Leaving It All On Stage


I had seen Bastion Carboni around town quite often, but we’d never actually officially met. That being said, Carboni and I have mutual friends, so I wasn’t too nervous about asking to interview him for our newest RISING profile.

Carboni is a playwright, director, and Artistic Director of local theatre collective, Poison Apple Initiative. Admittedly, I had never seen one of Carboni’s plays, I had only heard sparkling reviews from reliable sources. Thus, I came into this conversation as neither admirer nor critic, but rather an interviewer intrigued by the hype surrounding a young, gay artist in Austin.

At ten years old, Carboni discovered his love for the stage while performing in “Hansel & Gretel” with the Dallas Opera’s Children’s Chorus.

“Once the giant gingerbread cutouts slide away from us and I saw 2,000 people in the audience, I knew that this was the only thing I wanted to do,” Carboni said.

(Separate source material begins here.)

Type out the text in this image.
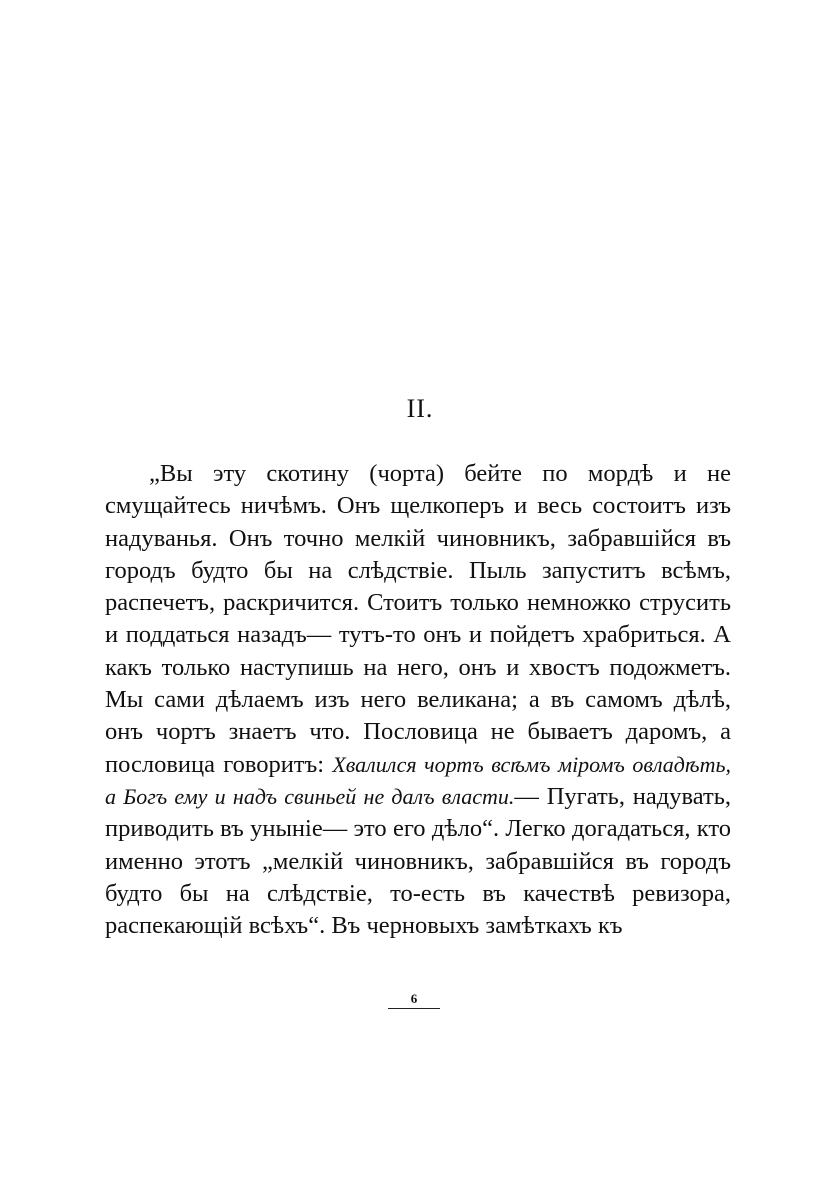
II.

„Вы эту скотину (чорта) бейте по мордѣ и не смущайтесь ничѣмъ. Онъ щелкоперъ и весь состоитъ изъ надуванья. Онъ точно мелкій чиновникъ, забравшійся въ городъ будто бы на слѣдствіе. Пыль запуститъ всѣмъ, распечетъ, раскричится. Стоитъ только немножко струсить и поддаться назадъ— тутъ-то онъ и пойдетъ храбриться. А какъ только наступишь на него, онъ и хвостъ подожметъ. Мы сами дѣлаемъ изъ него великана; а въ самомъ дѣлѣ, онъ чортъ знаетъ что. Пословица не бываетъ даромъ, а пословица говоритъ: Хвалился чортъ всѣмъ міромъ овладѣть, а Богъ ему и надъ свиньей не далъ власти.— Пугать, надувать, приводить въ уныніе— это его дѣло“. Легко догадаться, кто именно этотъ „мелкій чиновникъ, забравшійся въ городъ будто бы на слѣдствіе, то-есть въ качествѣ ревизора, распекающій всѣхъ“. Въ черновыхъ замѣткахъ къ

6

After acting for an extended period of time, Carboni started writing plays, not only to bring to life the stories in his mind, but also to make himself more of a marketable artist.

Carboni was so in love with the romance of the stage that he didn’t care in what capacity he was involved with theatre; it’s the artforms that he’s madly in love with. He just turned 29 and already Carboni has directed several successful plays including “An Obviously Foggot” and “Holier Than Thou,” and started a theatre company, Poison Apple Initiative.

At the moment, Carboni is trying to get “Holier Than Thou” published; he wants to be published by the time he’s 30. What’s especially commendable about Carboni is that he views progression as a responsibility not only to yourself, but also to your artform. He’s just here to make good theatre that connects you to people and makes you wiser for it.

Poison Apple Initiative is hoping to move their initiative into a venue by the end of the year. Through the company, Carboni hopes to continue bringing fresh and innovative plays to Austin, a city that thrives with opportunity for upcoming artists.

“There’s no excuse for not doing what you want to be doing, especially here. It’s not simple, but this is a tooth-cutting city. I’ve never seen Austin as a final destination. I’ve seen it as a place to grown, build and learn,” Carboni said.

He is inspired by plays with dark humor, unique usage of language, and a heighten sense of passion.

“If I feel like the playwright’s gotten laid in the last sixth months, I’m more likely going to like the play. There are a lot of undersexed, white guy plays that I just can’t stand,” Carboni said.

Although he may have an evident distaste for trite theatre, Carboni doesn’t come off as an elitist. Instead, he seems more like an artist on the hunt for something new; a story that hasn’t been told yet or a character study many are too afraid to acknowledge because it’s grimy, gritty, or whatever synonym you want to use for theatre that doesn’t exactly fit the mold. Carboni prefers his brilliance to be not only brilliant, but messy.

Carboni’s “An Obviously Foggot” touches on very important topics in the young gay community, especially in the club and bar scene.

“‘An Obviously Foggot’ was the first time I ever wrote something that really married my passion for theatre and my sense of social justice, and that’s why it was so exciting for me,” Carboni explained. “It’s a deeply personal play. I said a lot of things that I felt really needed to be said because no one else was saying them in the American theatre.”

Carboni explains that, in the world of gay theatre, many rely on stereotypes to shape a storyline; gays surmounting societal obstacles or gays finding love in a world of promiscuity. It’s what he calls “Let’s Get Together” kind of bullshit that he’s trying to evade.

“I wanted to write a play where gay people don’t look so great. Because, let’s face it, a lot of homosexuals are emotionally stunted. That’s happens when you are not allowed to date in your formative years and the first time you actually have the potential to couple with someone in a non-platonic sense, you’re doing it in a gay bar,” Carboni said.

When I asked Carboni if he considered himself a cynic, he laughed for a second and hesitated, not out of skepticism, but out of assuredness, as if daring me if I was ready for his answer.

“I am not a cynic. You cannot make theatre repeatedly and be a cynic,” Carboni said.

Carboni’s presence in Austin is essential to the booming art scene. His willingness to discuss the unsavory side of gay youth culture is not only a brave endeavor, but also an important voice to be heard. And Carboni proves that, if you’re passionate enough, people will listen.